Pattern Matching in a Haskell Function

Question

I have many methods that have boilerplate code in their definition, look at the example above.

replace:: Term -> Term -> Formula -> Formula
replace x y (Not f)            = Not $ replace x y f
replace x y (And f g)          = And (replace x y f) (replace x y g)
replace x y (Or f g)           = Or (replace x y f) (replace x y g)
replace x y (Biimp f g)        = Biimp (replace x y f) (replace x y g)
replace x y (Imp f g)          = Imp (replace x y f) (replace x y g)
replace x y (Forall z f)       = Forall z (replace x y f)
replace x y (Exists z f)       = Exists z (replace x y f)
replace x y (Pred idx ts)      = Pred idx (replace_ x y ts)

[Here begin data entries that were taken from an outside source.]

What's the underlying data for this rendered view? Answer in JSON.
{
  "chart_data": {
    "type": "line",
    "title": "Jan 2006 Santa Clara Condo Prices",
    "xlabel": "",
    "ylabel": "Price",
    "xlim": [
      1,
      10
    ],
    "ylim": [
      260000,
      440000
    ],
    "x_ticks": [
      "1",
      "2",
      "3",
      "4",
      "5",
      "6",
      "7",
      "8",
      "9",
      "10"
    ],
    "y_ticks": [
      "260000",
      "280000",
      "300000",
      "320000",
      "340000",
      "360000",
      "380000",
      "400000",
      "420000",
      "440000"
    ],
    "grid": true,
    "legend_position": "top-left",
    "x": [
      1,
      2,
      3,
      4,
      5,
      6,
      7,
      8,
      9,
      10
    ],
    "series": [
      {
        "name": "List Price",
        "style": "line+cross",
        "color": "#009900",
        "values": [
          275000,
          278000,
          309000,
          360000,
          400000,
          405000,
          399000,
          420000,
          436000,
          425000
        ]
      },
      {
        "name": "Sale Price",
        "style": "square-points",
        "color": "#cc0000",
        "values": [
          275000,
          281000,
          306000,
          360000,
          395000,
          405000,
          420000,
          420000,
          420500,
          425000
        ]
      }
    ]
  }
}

As you can see, the definitions for replace function follows a pattern. I want to have the same behavior of the function, simplifying his definition, probably using some pattern matching, maybe with a wildcard _ or X over the arguments, something like:

replace x y (X f g)          = X (replace x y f) (replace x y g)

For avoiding the following definitions:

replace x y (And f g)          = And (replace x y f) (replace x y g)
replace x y (Or f g)           = Or (replace x y f) (replace x y g)
replace x y (Biimp f g)        = Biimp (replace x y f) (replace x y g)
replace x y (Imp f g)          = Imp (replace x y f) (replace x y g)

Is there some way? Forget about the purpose of the function, it could be whatever.

Answer 1

If you have many constructors that should be treated in a uniform way, you should make your data type reflect that.

data BinOp      = BinAnd | BinOr | BinBiimp | BinImp
data Quantifier = QForall | QExists
data Formula    = Not Formula
                | Binary BinOp Formula Formula -- key change here
                | Quantified Quantifier Formula
                | Pred Index [Formula]

Now the pattern match for all binary operators is much easier:

replace x y (Binary op f g) = Binary op (replace x y f) (replace x y g)

To preserve existing code, you can turn on PatternSynonyms and define the old versions of And, Or, and so on back into existence:

pattern And x y = Binary BinAnd x y
pattern Forall f = Quantified QForall f

Answer 2

Data.Functor.Foldable abstracts the pattern of recursive data structures:

import Data.Functor.Foldable

data FormulaF t
  = Not t
  | And t t
  | Or t t
  | Biimp t t
  | Imp t t
  | Forall A t
  | Exists A t
  | Pred B C
  deriving (Functor, Foldable, Traversable)

type Formula = Fix FormulaF

replace :: Term -> Term -> Formula -> Formula
replace x y = cata $ \case ->
  Pred idx ts -> Pred idx (replace_ x y ts)
  f -> f

By the way, beware of replace x y (Forall x (f x)) = Forall x (f y): Substitution is the process of replacing all free occurences of a variable in an expression with an expression.

Answer 3

I'm not entirely sure this is what you are looking for but you could do the following. The idea is that you can consider a formula to be abstracted over another type (usually a Term in your case). Then, you can define what it means to map over a formula. I tried to replicate your data definitions, although I have some problems with Formula - namely that all the constructors seem to require another Formula...

{-# LANGUAGE DeriveFunctor #-}

data Formula a
  = Not (Formula a)
  | And (Formula a) (Formula a)
  | Or (Formula a) (Formula a)
  | Biimp (Formula a) (Formula a)
  | Imp (Formula a) (Formula a)
  | Forall a (Formula a)
  | Exists a (Formula a)
  | Pred a (Formula a)
  deriving (Functor)

data Term = Term String {- However you define it, doesn't matter -} deriving (Eq)

replace :: (Functor f, Eq a) => a -> a -> f a -> f a
replace x y = fmap (\z -> if x == z then y else z)

The interesting thing to note is that now the replace function can be applied to anything that is a functor - it even serves as replace for a list!

replace 3 9 [1..6] = [1,2,9,4,5,6]

EDIT As an afterthought, if you are implementing a substitution style replace where terms in formulas can be shadowed (the usual scoping rules), you will probably end up doing something like this:

replace' :: (Eq a) => a -> a -> Formula a -> Formula a
replace' x y f@(Forall z _) | x == z = f
replace' x y f@(Exists z _) | x == z = f
replace' x y f@(Pred z _)   | x == z = f
replace' x y formula = fmap (replace' x y) formula

Which isn't as cute, but also isn't as straightforward pf a problem.